By Sandeep Chaudhary
Gurkhas Finance Ltd. (GUFL) Reports Heavy Loss in Q4 Amid Rising NPL Pressure

Gurkhas Finance Ltd. (GUFL) has published its audited Q4 results for FY 2024/25, revealing a sharp decline in profitability with the company sliding into losses due to rising non-performing loans (NPLs) and weaker revenue generation.
The company posted total revenue of Rs. 838.09 million, down 31.29% year-over-year from Rs. 1.03 billion in Q4 2023/24. Revenues fell across all four quarters, indicating sustained stress in core income streams.
Gross profit stood at Rs. 250.82 million, translating to a margin of 29.93%, slightly lower than last year’s 30.46%. However, net income fell drastically to a loss of Rs. 127.39 million, compared to a profit of Rs. 108.94 million last year. This dragged the net margin to -15.20%, highlighting major financial stress.
For shareholders, EPS (annualized) dropped to -Rs. 14.68, down from Rs. 12.55 last year, while the PE ratio turned negative (-39.77) due to losses. Book Value per Share declined to Rs. 142.45, compared to Rs. 161.28 in Q4 2023/24, reflecting erosion of shareholder value. Despite this, GUFL’s market price per share closed at Rs. 583.63, still higher than last year’s Rs. 720.00, though showing weakening investor sentiment.

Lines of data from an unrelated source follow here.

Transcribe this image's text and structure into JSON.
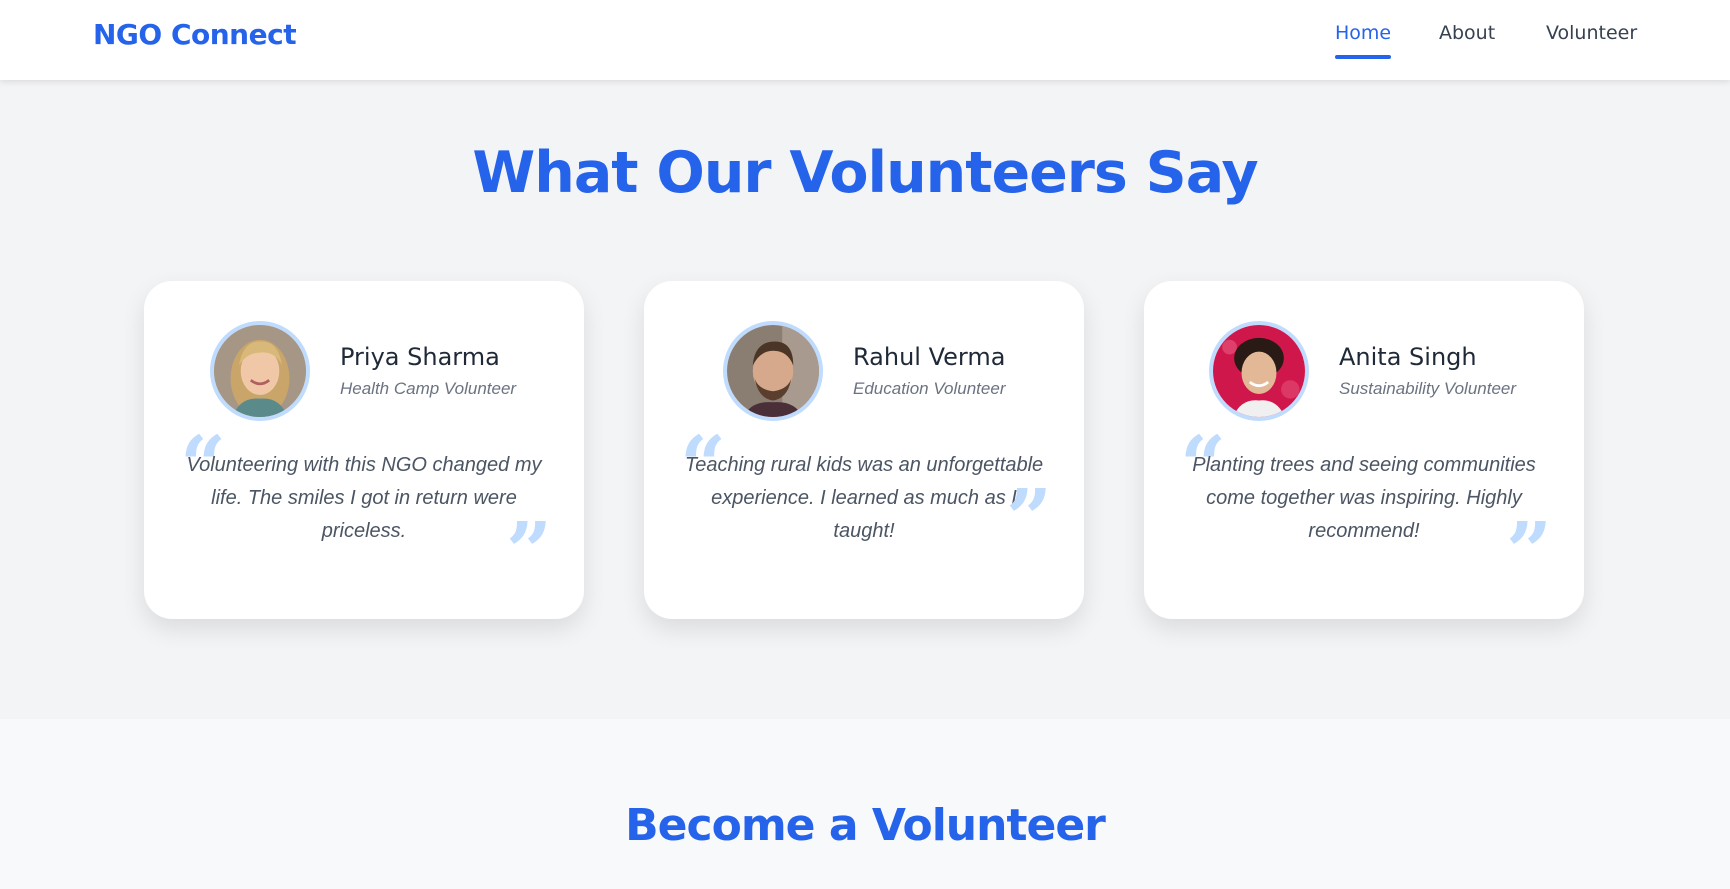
{
  "nav": {
    "brand": "NGO Connect",
    "links": [
      {
        "label": "Home",
        "active": true
      },
      {
        "label": "About",
        "active": false
      },
      {
        "label": "Volunteer",
        "active": false
      }
    ]
  },
  "testimonials": {
    "title": "What Our Volunteers Say",
    "cards": [
      {
        "name": "Priya Sharma",
        "role": "Health Camp Volunteer",
        "quote": "Volunteering with this NGO changed my life. The smiles I got in return were priceless."
      },
      {
        "name": "Rahul Verma",
        "role": "Education Volunteer",
        "quote": "Teaching rural kids was an unforgettable experience. I learned as much as I taught!"
      },
      {
        "name": "Anita Singh",
        "role": "Sustainability Volunteer",
        "quote": "Planting trees and seeing communities come together was inspiring. Highly recommend!"
      }
    ]
  },
  "volunteer_section": {
    "title": "Become a Volunteer"
  },
  "colors": {
    "primary": "#2563eb",
    "quote_mark": "#bfdbfe",
    "page_bg": "#f3f4f6"
  }
}
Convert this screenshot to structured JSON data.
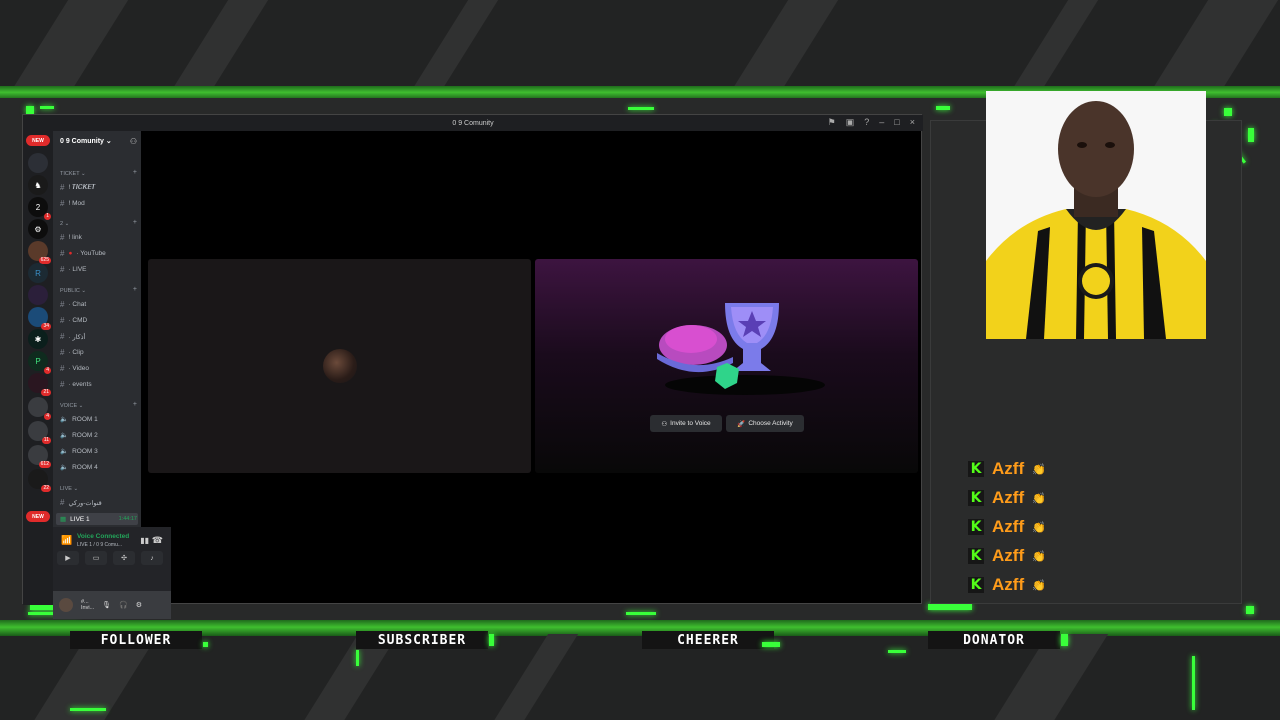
{
  "discord": {
    "window_title": "0 9 Comunity",
    "server_name": "0 9 Comunity",
    "new_badge": "NEW",
    "guild_badges": [
      "1",
      "625",
      "34",
      "4",
      "21",
      "4",
      "11",
      "612",
      "22"
    ],
    "categories": {
      "ticket": "TICKET",
      "two": "2",
      "public": "Public",
      "voice": "VOICE",
      "live": "Live"
    },
    "channels": {
      "ticket": "! 𝑻𝑰𝑪𝑲𝑬𝑻",
      "mod": "! Mod",
      "link": "! link",
      "youtube": "· YouTube",
      "live": "· LIVE",
      "chat": "· Chat",
      "cmd": "· CMD",
      "adkar": "· أذكار",
      "clip": "· Clip",
      "video": "· Video",
      "events": "· events",
      "live_ar": "قنوات-وركي",
      "live1": "LIVE 1"
    },
    "voice_rooms": [
      "ROOM 1",
      "ROOM 2",
      "ROOM 3",
      "ROOM 4"
    ],
    "live1_timer": "1:44:17",
    "voice_status": "Voice Connected",
    "voice_location": "LIVE 1 / 0 9 Comu...",
    "user_name": "#...",
    "user_status": "Invi...",
    "invite_button": "Invite to Voice",
    "activity_button": "Choose Activity"
  },
  "alerts": {
    "rows": [
      {
        "name": "Azff"
      },
      {
        "name": "Azff"
      },
      {
        "name": "Azff"
      },
      {
        "name": "Azff"
      },
      {
        "name": "Azff"
      }
    ],
    "kick_letter": "K"
  },
  "labels": {
    "follower": "FOLLOWER",
    "subscriber": "SUBSCRIBER",
    "cheerer": "CHEERER",
    "donator": "DONATOR"
  },
  "colors": {
    "neon": "#39ff3a",
    "kick_green": "#53fc18",
    "name_orange": "#ff9c1a",
    "discord_green": "#23a55a"
  }
}
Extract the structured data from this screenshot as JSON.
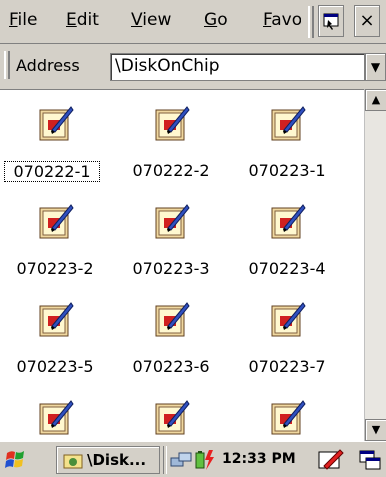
{
  "menu": {
    "file": "File",
    "edit": "Edit",
    "view": "View",
    "go": "Go",
    "favorites": "Favorites"
  },
  "toolbar": {
    "props_icon": "properties-icon",
    "close_label": "×"
  },
  "address": {
    "label": "Address",
    "value": "\\DiskOnChip",
    "dropdown_icon": "▼"
  },
  "files": [
    {
      "name": "070222-1",
      "icon": "paint-image-icon"
    },
    {
      "name": "070222-2",
      "icon": "paint-image-icon"
    },
    {
      "name": "070223-1",
      "icon": "paint-image-icon"
    },
    {
      "name": "070223-2",
      "icon": "paint-image-icon"
    },
    {
      "name": "070223-3",
      "icon": "paint-image-icon"
    },
    {
      "name": "070223-4",
      "icon": "paint-image-icon"
    },
    {
      "name": "070223-5",
      "icon": "paint-image-icon"
    },
    {
      "name": "070223-6",
      "icon": "paint-image-icon"
    },
    {
      "name": "070223-7",
      "icon": "paint-image-icon"
    },
    {
      "name": "",
      "icon": "paint-image-icon"
    },
    {
      "name": "",
      "icon": "paint-image-icon"
    },
    {
      "name": "",
      "icon": "paint-image-icon"
    }
  ],
  "scrollbar": {
    "up": "▲",
    "down": "▼"
  },
  "taskbar": {
    "task_label": "\\Disk...",
    "clock": "12:33 PM"
  }
}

Financial Sector Indicators
GUFL’s financial health highlights rising risks:
Capital Fund to RWA stood at 11.44%, slightly down from 11.63% last year, but still above regulatory minimum.
NPL Ratio surged to 16.10%, from 12.49% a year ago, signaling a significant deterioration in loan quality.
Loan Loss Provision coverage was 99.44%, just covering total NPLs, but weaker than last year’s 91.84%.
Cost of Funds declined to 5.40%, from 7.23% last year, offering some relief in expenses.
Credit-to-Deposit Ratio fell to 73.28%, down from 79.24%, suggesting cautious lending.
Base Rate dropped to 8.26%, compared to 10.29% last year, while Net Interest Spread remained stable at 4.56%, helping preserve core lending profitability.
Net Liquid Asset ratio rose to 38.87%, compared to 31.47% a year earlier, showing stronger liquidity positioning despite earnings stress.